With a regional and national shortage of qualified electricians, Texas Southmost College is introducing a brand-new program in the new year – Electrical Workforce Training with full scholarships available for those who enroll.
TSC’s Electrical program will see its first cohort in Spring 2021, with a class set to begin at the end of January. A high school diploma or General Education Diploma are not required to enroll, and classes are taught in English and Spanish.
Director of Workforce Training and Continuing Education for Construction and Manufacturing Thomas Tynan said this is a necessary trade and the need for the training this program provides is increasing exponentially.
“Everyone needs an electrician,” he said. “This is going to allow us to fill a skills gap, put hard working people to work and hopefully keep them local.”
The Electrical program is 14 weeks or 160 hours of hands-on training.
Students in this program will train in a new state-of-the-art lab equipped with industry-standard tools that will focus on preparing students in electrical power installation, maintenance and repair, lighting and control systems.
Those enrolled will also have the opportunity of registering as an apprentice electrician in Texas and receiving an Occupational Safety and Health Administration (OSHA) 10 certification.
“We’re already seeing a high interest in this program from industry leaders who are interested in our future graduates,” said Tynan. “All of our curriculum is based on the National Center for Construction Education and Research (NCCER).
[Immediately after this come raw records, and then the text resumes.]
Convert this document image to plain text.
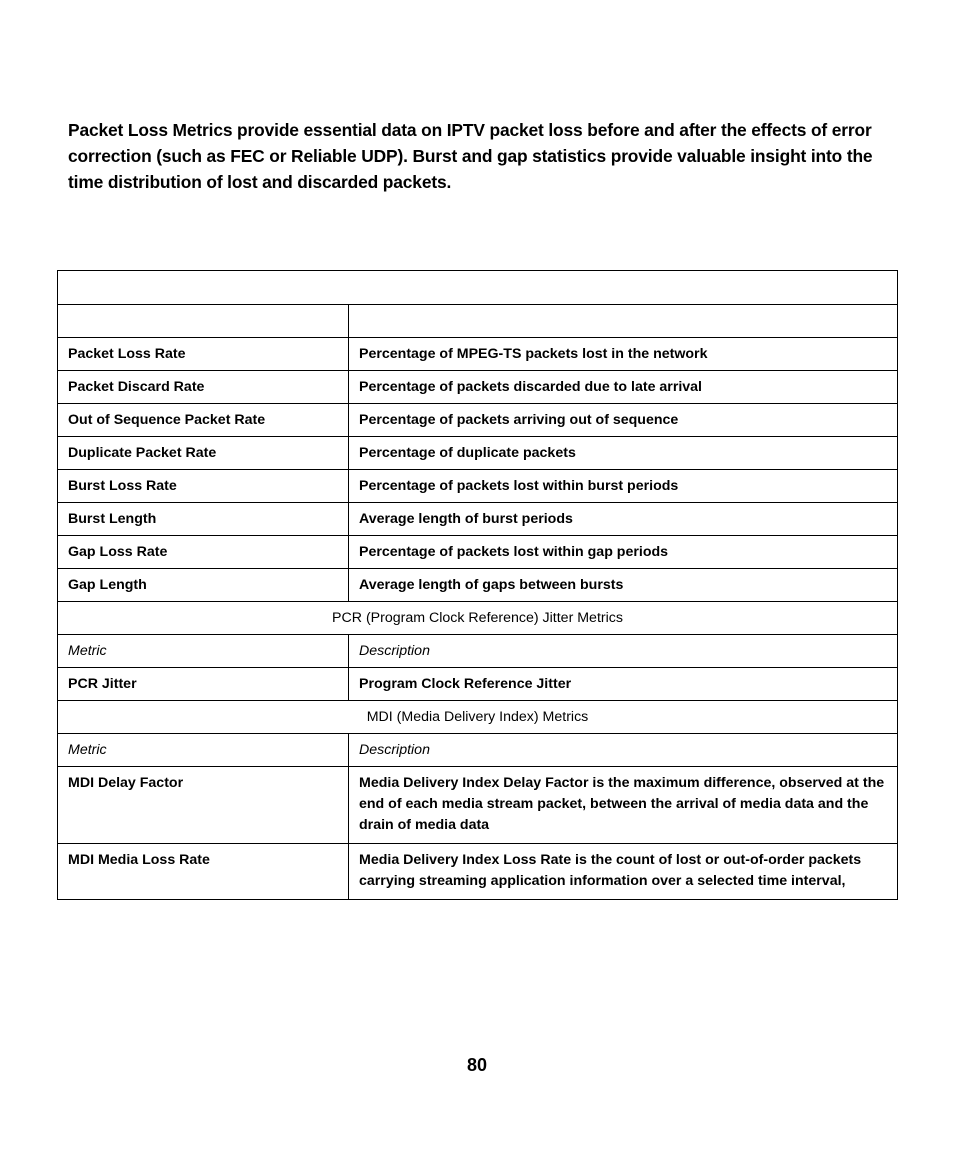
Packet Loss Metrics provide essential data on IPTV packet loss before and after the effects of error correction (such as FEC or Reliable UDP). Burst and gap statistics provide valuable insight into the time distribution of lost and discarded packets.

Packet Loss Rate	Percentage of MPEG-TS packets lost in the network
Packet Discard Rate	Percentage of packets discarded due to late arrival
Out of Sequence Packet Rate	Percentage of packets arriving out of sequence
Duplicate Packet Rate	Percentage of duplicate packets
Burst Loss Rate	Percentage of packets lost within burst periods
Burst Length	Average length of burst periods
Gap Loss Rate	Percentage of packets lost within gap periods
Gap Length	Average length of gaps between bursts
PCR (Program Clock Reference) Jitter Metrics	
Metric	Description
PCR Jitter	Program Clock Reference Jitter
MDI (Media Delivery Index) Metrics	
Metric	Description
MDI Delay Factor	Media Delivery Index Delay Factor is the maximum difference, observed at the end of each media stream packet, between the arrival of media data and the drain of media data
MDI Media Loss Rate	Media Delivery Index Loss Rate is the count of lost or out-of-order packets carrying streaming application information over a selected time interval,
80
This gives the graduates from this program a huge advantage, and the with the grants we’ve received to award full scholarships, there has never been a better time to enroll than now.”
NCCER curriculum helps trainees develop an in-depth understanding of electrical systems in structures, follow blueprints and install wiring and other electrical components such as circuit breaker panels and switches.
Being NCCER trained means that a person is highly trained, knowledgeable and qualified to work in the electrical field.
Graduates from this program can work as apprentice electricians under a licensed electrician in industries such as manufacturing, construction, schools and hospitals.
According the U.S. Bureau of Labor and Statistics, apprentice electricians can earn on average $14 an hour or more than $30,000 a year.
“This is a long-term career that if dedicated to it, a person can make a substantial amount of money and find life-long success,” said Tynan. “It doesn’t come easy and it doesn’t come quick, but hard work can lead to promotions as journeymen and ultimately licensed electricians.”
Registration for TSC’s Electrical program begins January 4.